Please select an object from the left to draw onto your page. In this example I am using an Audiogram. Once Audiogram has been clicked you will need to draw it to your desired size onto the page.
Once drawn you will be able to move it to your desired position and also right click to define the parameters of what information it displays. For example, in this instance right clicking on the object will allow you to ‘select type’, clicking on this will open a new window which will allow you to define options such as the test ear and include sound examples etc. Every object you input allows for customization of the options the element can display, and the options available to each can vary depending on the module element selected.
Also, when right clicking on an element you have the options to rotate that element and also toggle the surrounding border.
Once you have clicked in all of your elements and have configured them to your preference you will need to organise them. This can be done by moving them to their desired position and sizing them similarly also. There are a few tools to assist you with this. If you left click on an element you will notice the highlighted tool bar below become active. The options available to you’re here are purely for ordering (ex: to send items backward/forward).
However, if you left-click on one element and then hold Control on your keyboard and left clik on another you will then be able to activate the rest of this tool bar. This opens up the sizing and alignment options to you. Hovering your cursor over each icon in this toolbar will explain its function.
These settings make it easier to match the sizes of the elements you have added to your print template.
I have performed the ‘make equal size’ option below as an example.
Notice how the first element clicked is taking settings (size) from the second element.
Continue to click and add further aspects of your print template to your preference. Once completed you can add information on your clinic (via a blank Test box) and even a logo. This can be done via the General sub-tab on the left of the screen.

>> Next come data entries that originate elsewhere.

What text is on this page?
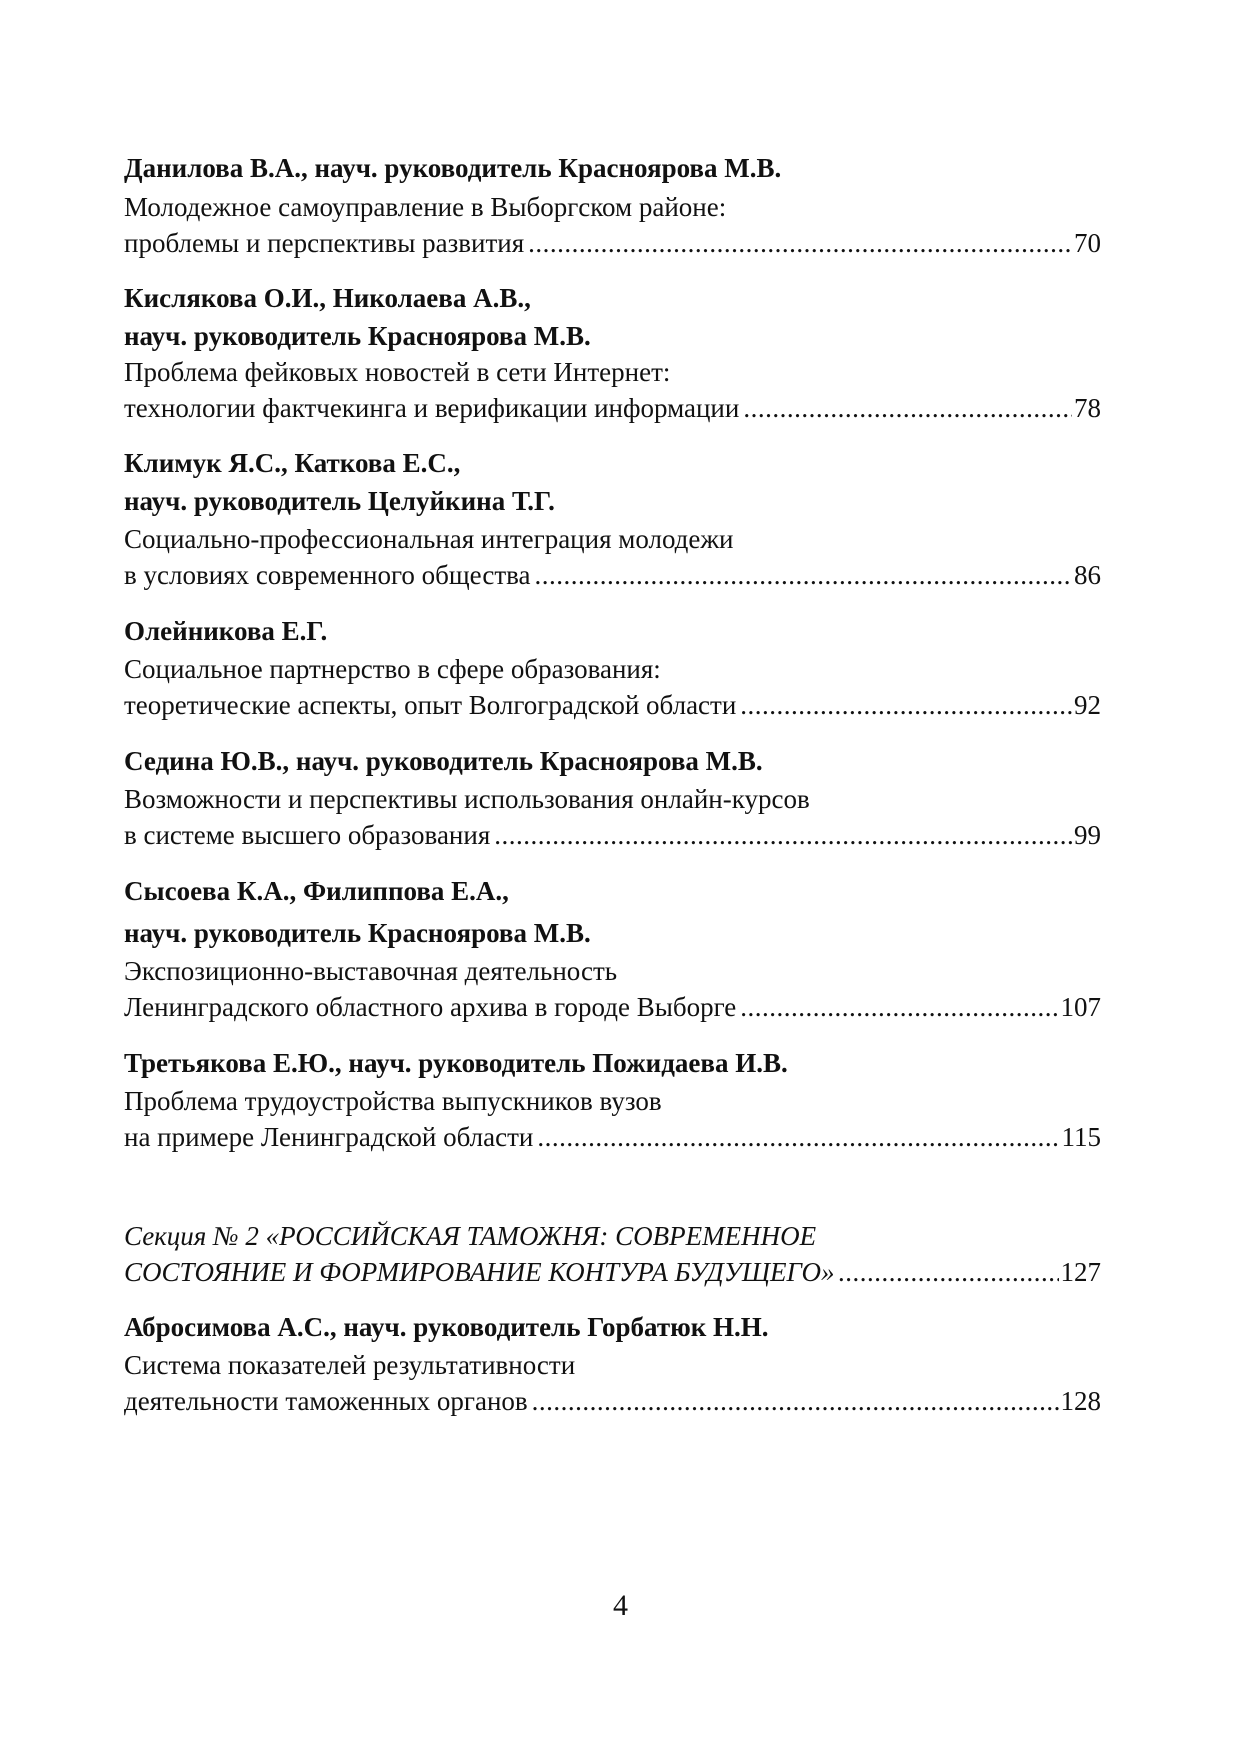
Данилова В.А., науч. руководитель Красноярова М.В.
Молодежное самоуправление в Выборгском районе:
проблемы и перспективы развития .....	70
Кислякова О.И., Николаева А.В.,
науч. руководитель Красноярова М.В.
Проблема фейковых новостей в сети Интернет:
технологии фактчекинга и верификации информации .....	78
Климук Я.С., Каткова Е.С.,
науч. руководитель Целуйкина Т.Г.
Социально-профессиональная интеграция молодежи
в условиях современного общества .....	86
Олейникова Е.Г.
Социальное партнерство в сфере образования:
теоретические аспекты, опыт Волгоградской области .....	92
Седина Ю.В., науч. руководитель Красноярова М.В.
Возможности и перспективы использования онлайн-курсов
в системе высшего образования .....	99
Сысоева К.А., Филиппова Е.А.,
науч. руководитель Красноярова М.В.
Экспозиционно-выставочная деятельность
Ленинградского областного архива в городе Выборге .....	107
Третьякова Е.Ю., науч. руководитель Пожидаева И.В.
Проблема трудоустройства выпускников вузов
на примере Ленинградской области .....	115
Секция № 2 «РОССИЙСКАЯ ТАМОЖНЯ: СОВРЕМЕННОЕ
СОСТОЯНИЕ И ФОРМИРОВАНИЕ КОНТУРА БУДУЩЕГО» .....	127
Абросимова А.С., науч. руководитель Горбатюк Н.Н.
Система показателей результативности
деятельности таможенных органов .....	128
4
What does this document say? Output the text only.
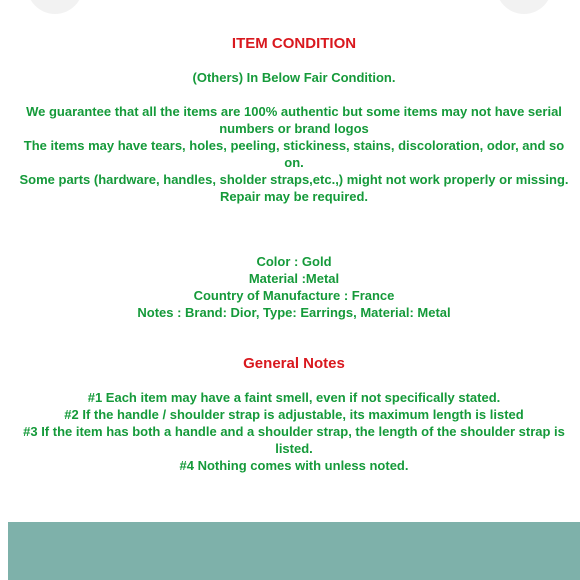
ITEM CONDITION
(Others) In Below Fair Condition.
We guarantee that all the items are 100% authentic but some items may not have serial
numbers or brand logos
The items may have tears, holes, peeling, stickiness, stains, discoloration, odor, and so
on.
Some parts (hardware, handles, sholder straps,etc.,) might not work properly or missing.
Repair may be required.
Color : Gold
Material :Metal
Country of Manufacture : France
Notes : Brand: Dior, Type: Earrings, Material: Metal
General Notes
#1 Each item may have a faint smell, even if not specifically stated.
#2 If the handle / shoulder strap is adjustable, its maximum length is listed
#3 If the item has both a handle and a shoulder strap, the length of the shoulder strap is
listed.
#4 Nothing comes with unless noted.
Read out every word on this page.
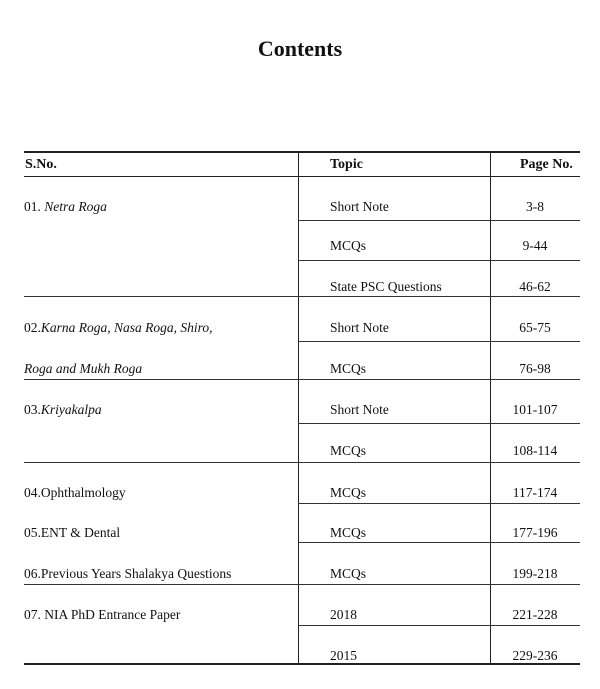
Contents
S.No.	Topic	Page No.
01. Netra Roga
02.Karna Roga, Nasa Roga, Shiro,
Roga and Mukh Roga
03.Kriyakalpa
04.Ophthalmology
05.ENT & Dental
06.Previous Years Shalakya Questions
07. NIA PhD Entrance Paper
Short Note
MCQs
State PSC Questions
Short Note
MCQs
Short Note
MCQs
MCQs
MCQs
MCQs
2018
2015
3-8
9-44
46-62
65-75
76-98
101-107
108-114
117-174
177-196
199-218
221-228
229-236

Drawing a logo element will allow you to create a section on your print template for which you can import a .jpg file. To do this, right click on the element and click Select image... This will open the system dialogue where you can navigate to the image that you wish to input. Please note that the Print Wizard only accepts .jpg and .png format image files.
Finally I will add a text box below the logo to show the sites address and contact details.
You can also alter the font and formatting of the text and how it will appear on your print layout in this section. This text box will be common to this print layout when it is printed from in the future.
Saving your print template
As this is a new print layout Save will perform the same action as Save As... and a small window will appear requesting you to title your print layout.
Once you have titled this layout and Ok is clicked it will appear in your Print Wizard as a new layout.
Please see the Quick Guide titled ‘Quick Guide – Print Report’ on how to set this as a default or a favorite. Should you require additional information on this then please see the Affinity 2.0 and Callisto™ Additional information guides.